The bed that used to hold these cheerful perennials now features a dwarf Chinese Elm (Ulmus parvifolia), with white-edged leaves on lacy branches and patchy bark that will grow more and more lovely with time. It is nicely surrounded with mulch and very little else. The carefree echinaceas went to the rough edge of the field, where they’ll be fine, and the yellow Asiatic lilies have been consigned to the compost. They were nice, but not THAT nice, and getting rid of them makes it easier to keep the evil lily beetles from doing in the far rarer L. henrii (barely visible at the far right and slightly more visible below).
Money: a yacht is famously defined as a hole in the ocean into which one pours money. A garden is a hole in the ground which serves the same purpose – except that you have to dig the hole before throwing the money in. Less than romantic necessities like pest control products, compost, twine, fertilizer(s) and gloves are inexpensive individually but they do add up. Add them up before the season starts and you may be unpleasantly surprised, but you’ll also have a better idea of when it’s time to start saying “ I really shouldn’t, ” when visiting the nursery.
When it comes to impulse purchased winter orchids, my advice is to buy ‘em in bloom and then throw them out when they’re done, a great saving of space and time if not, admittedly, money. But I don’t always listen to me. This cymbidium came home with the groceries in February last year, and when it finally finished flowering 2 months later went into the enclosed porch we keep at about 40 degrees to use as a walk-in refrigerator. Come spring, we stuck it in the vegetable garden.
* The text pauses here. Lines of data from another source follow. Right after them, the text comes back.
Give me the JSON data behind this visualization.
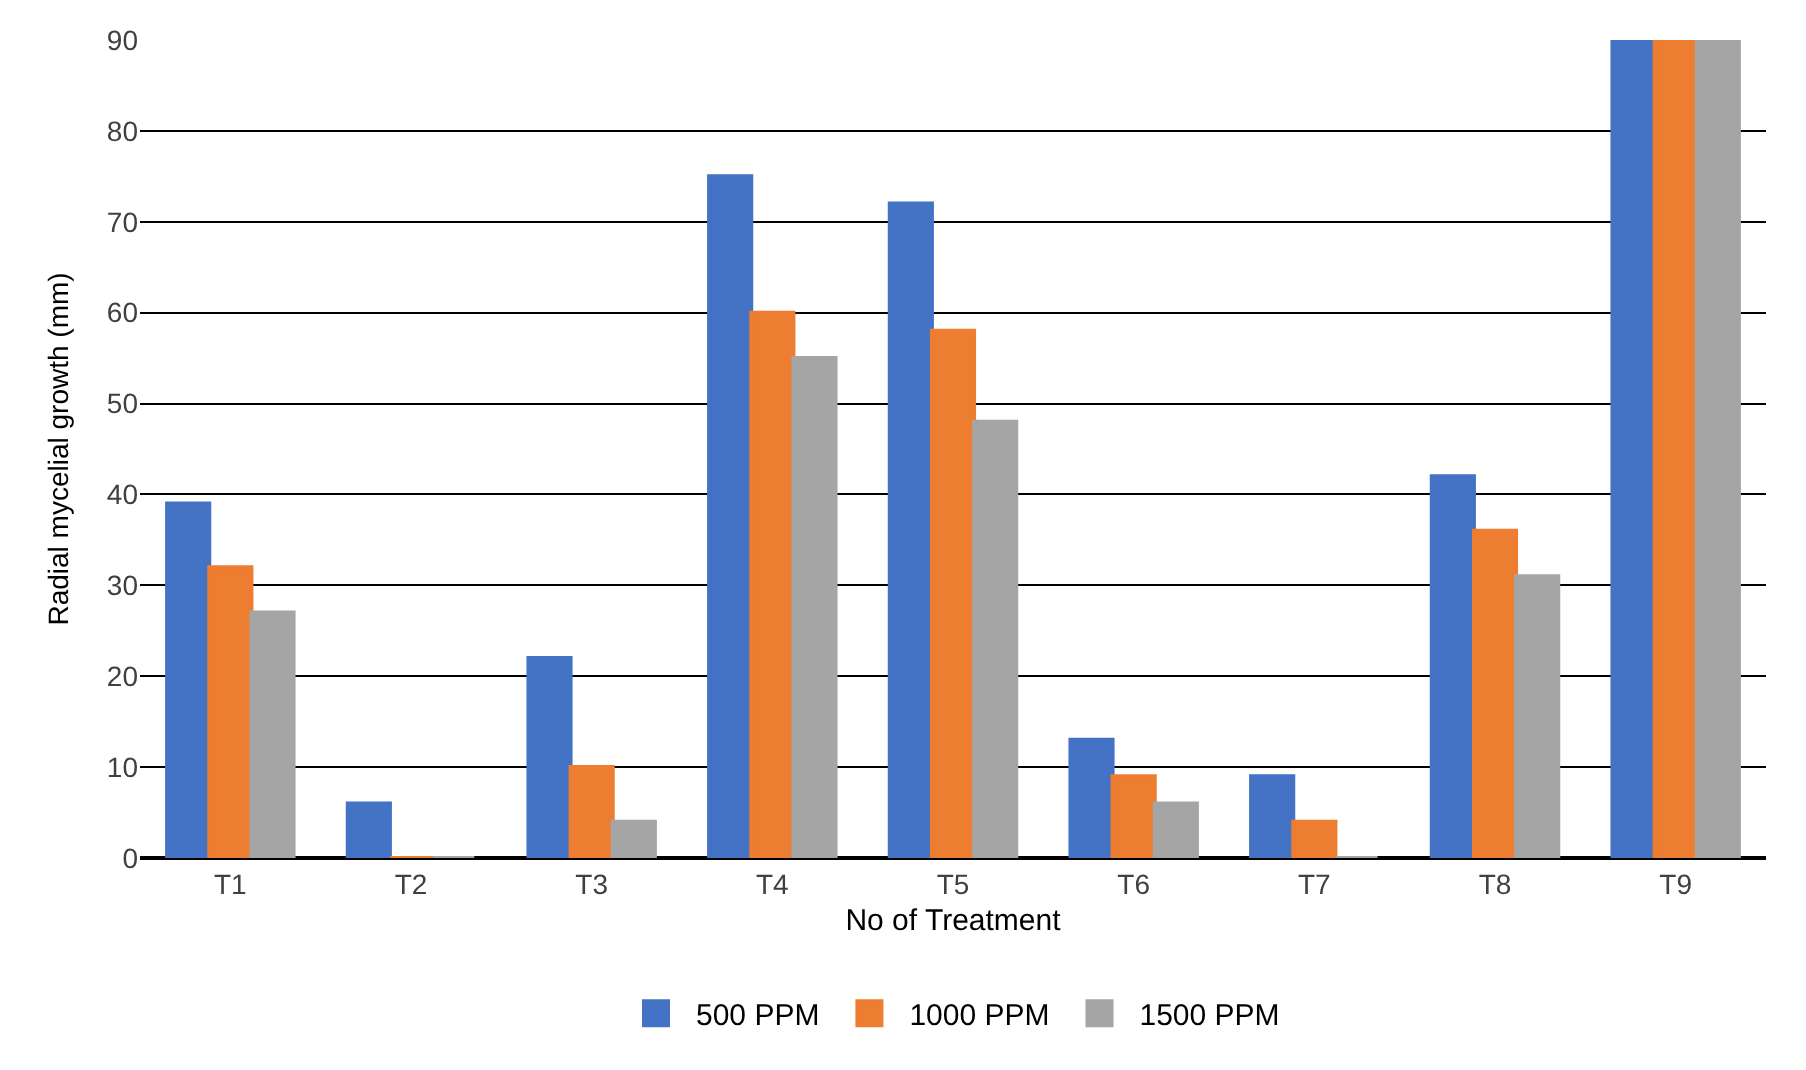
{
  "chart_data": {
    "type": "bar",
    "xlabel": "No of Treatment",
    "ylabel": "Radial mycelial growth (mm)",
    "categories": [
      "T1",
      "T2",
      "T3",
      "T4",
      "T5",
      "T6",
      "T7",
      "T8",
      "T9"
    ],
    "series": [
      {
        "name": "500 PPM",
        "color": "#4472c4",
        "values": [
          39,
          6,
          22,
          75,
          72,
          13,
          9,
          42,
          90
        ]
      },
      {
        "name": "1000 PPM",
        "color": "#ed7d31",
        "values": [
          32,
          0,
          10,
          60,
          58,
          9,
          4,
          36,
          90
        ]
      },
      {
        "name": "1500 PPM",
        "color": "#a5a5a5",
        "values": [
          27,
          0,
          4,
          55,
          48,
          6,
          0,
          31,
          90
        ]
      }
    ],
    "ylim": [
      0,
      90
    ],
    "yticks": [
      0,
      10,
      20,
      30,
      40,
      50,
      60,
      70,
      80,
      90
    ],
    "grid": "y",
    "legend": "bottom"
  }
}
In fall it returned to the porch, where it remained until a couple of weeks ago and thereby hangs the tale. With these increasingly common orchids, finding a winter home that’s cool enough is often harder than finding one with enough light, so if you have a reasonably bright spot that stays between 45 and 55 degrees you might as well give it a shot, especially if the spot is somewhere out of sight. Non- blooming cymbidiums aren’t as ugly as non-blooming phalaenopsis,but they’re not all that lovely, either.